Larry, My favorite pepper jellies are those that contain fruit and peppers, like Habanero Gold or Cherry Explosion. The blend of sweet and hot is just superb. We like pepper jellies best on crackers with a smear of cream cheese topped with the hot pepper jelly. Some of our friends add them to grilled jalapeno poppers that are stuffed with cream cheese, topped with Habanero Gold jelly and wrapped in bacon. They then grill them on the BBQ grill while grilling burgers or chickens. They also eat Habanero Gold and other pepper jellies with tortilla chips.

You can make jelly if you can boil water. Jams, jellies and preserves only require being canned in a boiling water bath, so you don't even have to deal with a pressure canner.

Paula, I do remember that you'd thrown away all those hulls and am sure we'll laugh about it for years and years. I didn't get a lot of southern peas either this year, partly because I didn't plant many of them until I'd already harvested cool season crops and then put the southern peas in their spot. By the time they were flowering and making peas, the heat was just so brutal and the grasshoppers were hungry. Next year just has to be better!

We need to make a list of other "odd" things that can be made into jelly, like rose hips, for example. (I hope you didn't just throw away a gallon bag of rose hips! lol)

Carol, I've noticed some wide variations in the color of my Habanero Gold too, depending on which color habs and sweet peppers I use.

I have a dozen of the flat type half pint jars, also a gift from Seed Mama, and they are so pretty that I intend to buy and use more of them next year. They are pretty hard to find in the stores here, so I'll need to keep my eyes open.

I graze in the garden too, Larry. It is one of the pleasures of being a gardener--being able to eat handfuls of strawberries, cherry tomatoes, edible podded peas, etc. while working outside. Tim always seems surprised when I'm not hungry for dinner after spending a late spring or early summer day working outside in the garden. If he were out there with me and saw how much I graze (yes, just like a goat!) my way through the garden, he'd know why I'm not hungry in the evening. He assumes I'm not hungry because of the heat, but usually it is because I've been pigging out on tiny tomatoes and green beans all day long.

To me, one of the huge benefits of being a gardener is that I can cut and carry armloads of flowers indoors for bouquets, snip fresh herbs to use in cooking or to add flavor to iced tea, and with all the fresh things to nibble in the garden, who needs Gatorade? I just eat handfuls of small tomatoes or fresh fruit straight from the tree instead.

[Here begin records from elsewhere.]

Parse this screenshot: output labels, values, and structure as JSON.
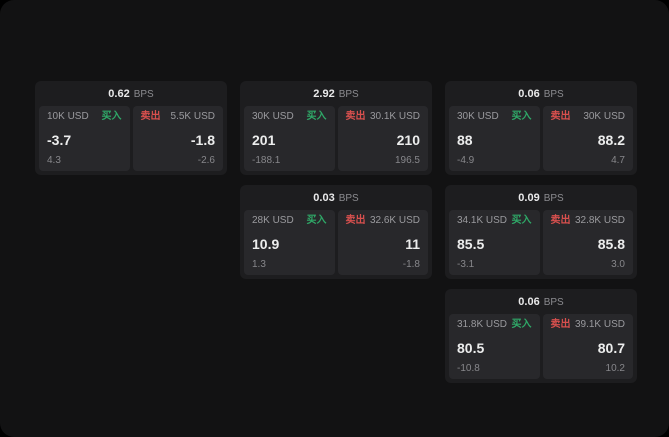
{
  "colors": {
    "buy": "#2fa968",
    "sell": "#d8504e",
    "card_bg": "#1d1d1f",
    "panel_bg": "#28282b",
    "window_bg": "#121213"
  },
  "cards": [
    {
      "bps_value": "0.62",
      "bps_label": "BPS",
      "buy": {
        "size": "10K USD",
        "label": "买入",
        "price": "-3.7",
        "delta": "4.3"
      },
      "sell": {
        "size": "5.5K USD",
        "label": "卖出",
        "price": "-1.8",
        "delta": "-2.6"
      },
      "grid": {
        "col": 1,
        "row": 1
      }
    },
    {
      "bps_value": "2.92",
      "bps_label": "BPS",
      "buy": {
        "size": "30K USD",
        "label": "买入",
        "price": "201",
        "delta": "-188.1"
      },
      "sell": {
        "size": "30.1K USD",
        "label": "卖出",
        "price": "210",
        "delta": "196.5"
      },
      "grid": {
        "col": 2,
        "row": 1
      }
    },
    {
      "bps_value": "0.06",
      "bps_label": "BPS",
      "buy": {
        "size": "30K USD",
        "label": "买入",
        "price": "88",
        "delta": "-4.9"
      },
      "sell": {
        "size": "30K USD",
        "label": "卖出",
        "price": "88.2",
        "delta": "4.7"
      },
      "grid": {
        "col": 3,
        "row": 1
      }
    },
    {
      "bps_value": "0.03",
      "bps_label": "BPS",
      "buy": {
        "size": "28K USD",
        "label": "买入",
        "price": "10.9",
        "delta": "1.3"
      },
      "sell": {
        "size": "32.6K USD",
        "label": "卖出",
        "price": "11",
        "delta": "-1.8"
      },
      "grid": {
        "col": 2,
        "row": 2
      }
    },
    {
      "bps_value": "0.09",
      "bps_label": "BPS",
      "buy": {
        "size": "34.1K USD",
        "label": "买入",
        "price": "85.5",
        "delta": "-3.1"
      },
      "sell": {
        "size": "32.8K USD",
        "label": "卖出",
        "price": "85.8",
        "delta": "3.0"
      },
      "grid": {
        "col": 3,
        "row": 2
      }
    },
    {
      "bps_value": "0.06",
      "bps_label": "BPS",
      "buy": {
        "size": "31.8K USD",
        "label": "买入",
        "price": "80.5",
        "delta": "-10.8"
      },
      "sell": {
        "size": "39.1K USD",
        "label": "卖出",
        "price": "80.7",
        "delta": "10.2"
      },
      "grid": {
        "col": 3,
        "row": 3
      }
    }
  ]
}
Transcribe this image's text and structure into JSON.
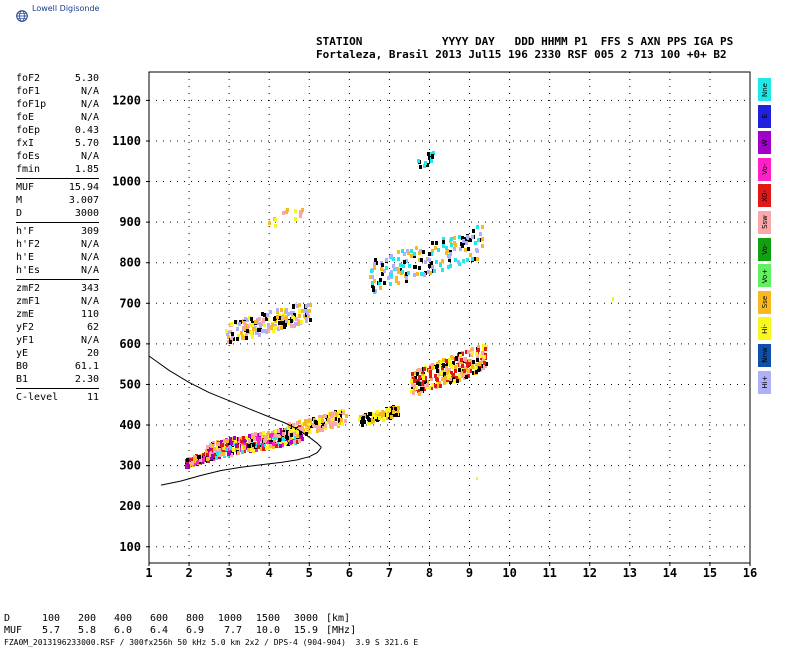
{
  "header": {
    "logo_text": "Lowell Digisonde",
    "line1": "STATION            YYYY DAY   DDD HHMM P1  FFS S AXN PPS IGA PS",
    "line2": "Fortaleza, Brasil 2013 Jul15 196 2330 RSF 005 2 713 100 +0+ B2"
  },
  "params": [
    {
      "name": "foF2",
      "value": "5.30"
    },
    {
      "name": "foF1",
      "value": "N/A"
    },
    {
      "name": "foF1p",
      "value": "N/A"
    },
    {
      "name": "foE",
      "value": "N/A"
    },
    {
      "name": "foEp",
      "value": "0.43"
    },
    {
      "name": "fxI",
      "value": "5.70"
    },
    {
      "name": "foEs",
      "value": "N/A"
    },
    {
      "name": "fmin",
      "value": "1.85"
    },
    {
      "sep": true
    },
    {
      "name": "MUF",
      "value": "15.94"
    },
    {
      "name": "M",
      "value": "3.007"
    },
    {
      "name": "D",
      "value": "3000"
    },
    {
      "sep": true
    },
    {
      "name": "h'F",
      "value": "309"
    },
    {
      "name": "h'F2",
      "value": "N/A"
    },
    {
      "name": "h'E",
      "value": "N/A"
    },
    {
      "name": "h'Es",
      "value": "N/A"
    },
    {
      "sep": true
    },
    {
      "name": "zmF2",
      "value": "343"
    },
    {
      "name": "zmF1",
      "value": "N/A"
    },
    {
      "name": "zmE",
      "value": "110"
    },
    {
      "name": "yF2",
      "value": "62"
    },
    {
      "name": "yF1",
      "value": "N/A"
    },
    {
      "name": "yE",
      "value": "20"
    },
    {
      "name": "B0",
      "value": "61.1"
    },
    {
      "name": "B1",
      "value": "2.30"
    },
    {
      "sep": true
    },
    {
      "name": "C-level",
      "value": "11"
    }
  ],
  "legend": [
    {
      "label": "Nne",
      "color": "#20e8e8"
    },
    {
      "label": "E",
      "color": "#2020e0"
    },
    {
      "label": "W",
      "color": "#a000c8"
    },
    {
      "label": "Vo-",
      "color": "#ff20c8"
    },
    {
      "label": "X0-",
      "color": "#e01818"
    },
    {
      "label": "Ssw",
      "color": "#f8a8a8"
    },
    {
      "label": "Vo-",
      "color": "#10a010"
    },
    {
      "label": "Vo+",
      "color": "#60f060"
    },
    {
      "label": "Sse",
      "color": "#f8b820"
    },
    {
      "label": "Hi-",
      "color": "#f8f820"
    },
    {
      "label": "Nnw",
      "color": "#1050a8"
    },
    {
      "label": "Hi+",
      "color": "#b0b0f8"
    }
  ],
  "d_table": {
    "d_label": "D",
    "d_values": [
      "100",
      "200",
      "400",
      "600",
      "800",
      "1000",
      "1500",
      "3000"
    ],
    "d_unit": "[km]",
    "muf_label": "MUF",
    "muf_values": [
      "5.7",
      "5.8",
      "6.0",
      "6.4",
      "6.9",
      "7.7",
      "10.0",
      "15.9"
    ],
    "muf_unit": "[MHz]"
  },
  "footer": "FZA0M_2013196233000.RSF / 300fx256h 50 kHz 5.0 km 2x2 / DPS-4 (904-904)  3.9 S 321.6 E",
  "chart_data": {
    "type": "scatter",
    "xlim": [
      1,
      16
    ],
    "ylim": [
      60,
      1270
    ],
    "x_ticks": [
      1,
      2,
      3,
      4,
      5,
      6,
      7,
      8,
      9,
      10,
      11,
      12,
      13,
      14,
      15,
      16
    ],
    "y_ticks": [
      100,
      200,
      300,
      400,
      500,
      600,
      700,
      800,
      900,
      1000,
      1100,
      1200
    ],
    "grid": "dotted",
    "clusters": [
      {
        "x": [
          1.9,
          2.6
        ],
        "y": [
          300,
          340
        ],
        "n": 160,
        "colors": [
          "#f8b820",
          "#e01818",
          "#ff20c8",
          "#000000",
          "#f8a8a8",
          "#a000c8"
        ]
      },
      {
        "x": [
          2.4,
          4.8
        ],
        "y": [
          320,
          400
        ],
        "n": 420,
        "colors": [
          "#000000",
          "#f8b820",
          "#f8a8a8",
          "#e01818",
          "#ff20c8",
          "#f8f820",
          "#a000c8",
          "#20e8e8"
        ]
      },
      {
        "x": [
          4.4,
          5.9
        ],
        "y": [
          370,
          440
        ],
        "n": 170,
        "colors": [
          "#f8b820",
          "#000000",
          "#f8a8a8",
          "#f8f820"
        ]
      },
      {
        "x": [
          6.2,
          7.2
        ],
        "y": [
          400,
          450
        ],
        "n": 110,
        "colors": [
          "#f8b820",
          "#000000",
          "#f8f820"
        ]
      },
      {
        "x": [
          7.5,
          9.4
        ],
        "y": [
          470,
          600
        ],
        "n": 300,
        "colors": [
          "#f8b820",
          "#000000",
          "#f8a8a8",
          "#f8f820",
          "#e01818"
        ]
      },
      {
        "x": [
          2.9,
          5.0
        ],
        "y": [
          605,
          705
        ],
        "n": 190,
        "colors": [
          "#000000",
          "#f8f820",
          "#f8a8a8",
          "#f8b820",
          "#b0b0f8"
        ]
      },
      {
        "x": [
          6.5,
          9.3
        ],
        "y": [
          730,
          890
        ],
        "n": 170,
        "colors": [
          "#000000",
          "#20e8e8",
          "#b0b0f8",
          "#f8b820"
        ]
      },
      {
        "x": [
          3.9,
          4.8
        ],
        "y": [
          880,
          950
        ],
        "n": 14,
        "colors": [
          "#f8f820",
          "#f8b820",
          "#f8a8a8"
        ]
      },
      {
        "x": [
          7.7,
          8.1
        ],
        "y": [
          1030,
          1085
        ],
        "n": 18,
        "colors": [
          "#000000",
          "#20e8e8"
        ]
      }
    ],
    "profile_curves": [
      {
        "x": [
          1.0,
          1.5,
          2.0,
          2.5,
          3.0,
          3.5,
          4.0,
          4.4,
          4.7,
          5.0,
          5.2,
          5.3
        ],
        "y": [
          570,
          535,
          505,
          480,
          460,
          440,
          420,
          405,
          390,
          370,
          355,
          345
        ]
      },
      {
        "x": [
          1.3,
          1.8,
          2.3,
          2.8,
          3.3,
          3.8,
          4.3,
          4.7,
          5.0,
          5.2,
          5.3
        ],
        "y": [
          252,
          262,
          276,
          288,
          296,
          302,
          308,
          314,
          322,
          332,
          345
        ]
      }
    ]
  }
}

My absolute favorite day of summer is the first day I get to stand in the orchard, pick a ripe plum or peach, and eat that fresh fruit, still warm from the sunlight with the juice dripping down my chin, while standing there in the yard, watching the birds, butterflies, bees, moths, etc. working their way through the landscape, visiting the flowers, etc. There isn't any moment in the yard all year long that beats that perfect day.